È la percentuale più elevata nel dossier dedicato realizzato dalla Fondazione Studi dei Consulenti del lavoro basata su dati Istat.
Nel 2024, si legge nel report dal titolo “L’occupazione nel turismo, tra opportunità e limiti di crescita”, il turismo ha continuato a creare occupazione, superando il milione e mezzo di addetti (+2,1% rispetto al 2023 e +21,5% rispetto al 2014).
Ma dietro questi numeri record si nasconde un paradosso: mai così tanti lavoratori introvabili. Rispetto al 2019, quando i profili mancanti erano 210mila (24,6%) il numero delle assunzioni di difficile reperimento si è triplicato, toccando quota 604 mila (51,8%). Secondo l’analisi della Fondazione Studi consulenti del lavoro, le imprese faticano soprattutto a trovare cuochi, pasticcieri, gelatai e camerieri. Un’emergenza silenziosa che rischia di inceppare il motore di uno dei comparti chiave dell’economia nazionale. Se, da un lato, il settore si consolida e vede aumentare soprattutto il lavoro dipendente (9% in cinque anni) nelle aree del Centro Italia così come nel Mezzogiorno, dall’altro continua a scontare difficoltà crescenti nell’intercettare i profili richiesti.
A mancare all’appello sono soprattutto cuochi (irreperibili nel 61,7% dei casi), pasticcieri e gelatai (59,8%), camerieri (54,7%), baristi (50,6%) e, ancora di più, i tecnici della produzione e preparazione alimentare (76,4%).
La difficoltà riguarda in modo particolare le regioni che negli ultimi anni hanno assistito a una crescita del fabbisogno di figure per il comparto della ricettività e della ristorazione: è il caso, ad esempio, di Sicilia, Calabria e Sardegna. Ma le regioni dove si registra più affanno sono nel Centro Nord: dopo il Molise (66,6% dei profili giudicati irreperibili dalle aziende), spiccano Umbria (61,1%), Trentino Alto Adige (58,4%), Lazio (58,1%), Piemonte e Valle d’Aosta (55,7%).
A pesare sul comparto, evidenzia ancora l’analisi dei Consulenti del lavoro, sono fattori strutturali: l’assenza sistemica di percorsi formativi idonei che producano personale qualificato in misura adeguata alle richieste, stagionalità e intensità del lavoro.
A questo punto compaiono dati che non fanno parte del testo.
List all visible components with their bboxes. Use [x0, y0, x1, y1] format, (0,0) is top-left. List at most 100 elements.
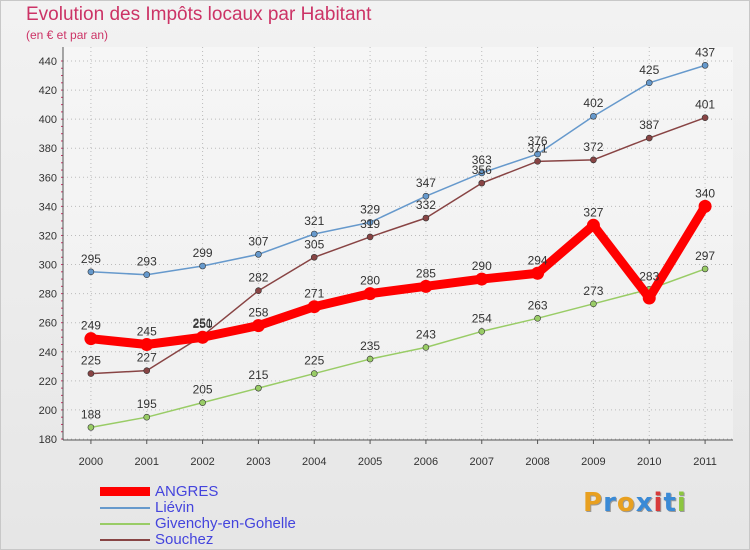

In questa situazione, tuttavia, si intravedono dei segnali positivi: negli ultimi anni è cresciuta, infatti, la domanda di lavoratori con qualifica di formazione professionale, la cui incidenza sul totale delle assunzioni previste è passata dal 43,2% del 2019 al 51,7% del 2024. Piccolo segnale di un’evoluzione in corso anche se ancora molto lenta.
«Il turismo rappresenta un volano per l’economia del nostro Paese, ma non possiamo ignorare l’altra faccia della medaglia: la difficoltà crescente nel trovare lavoratori qualificati rischia di trasformarsi in un’emergenza strutturale che mette a rischio lo sviluppo futuro del comparto e l’andamento positivo dell’occupazione. Oggi più che mai è fondamentale vincere la sfida del reperimento delle competenze investendo nella formazione mirata, soprattutto aumentando gli Its», ha dichiarato il presidente del Consiglio nazionale dell’Ordine dei consulenti del lavoro, Rosario De Luca.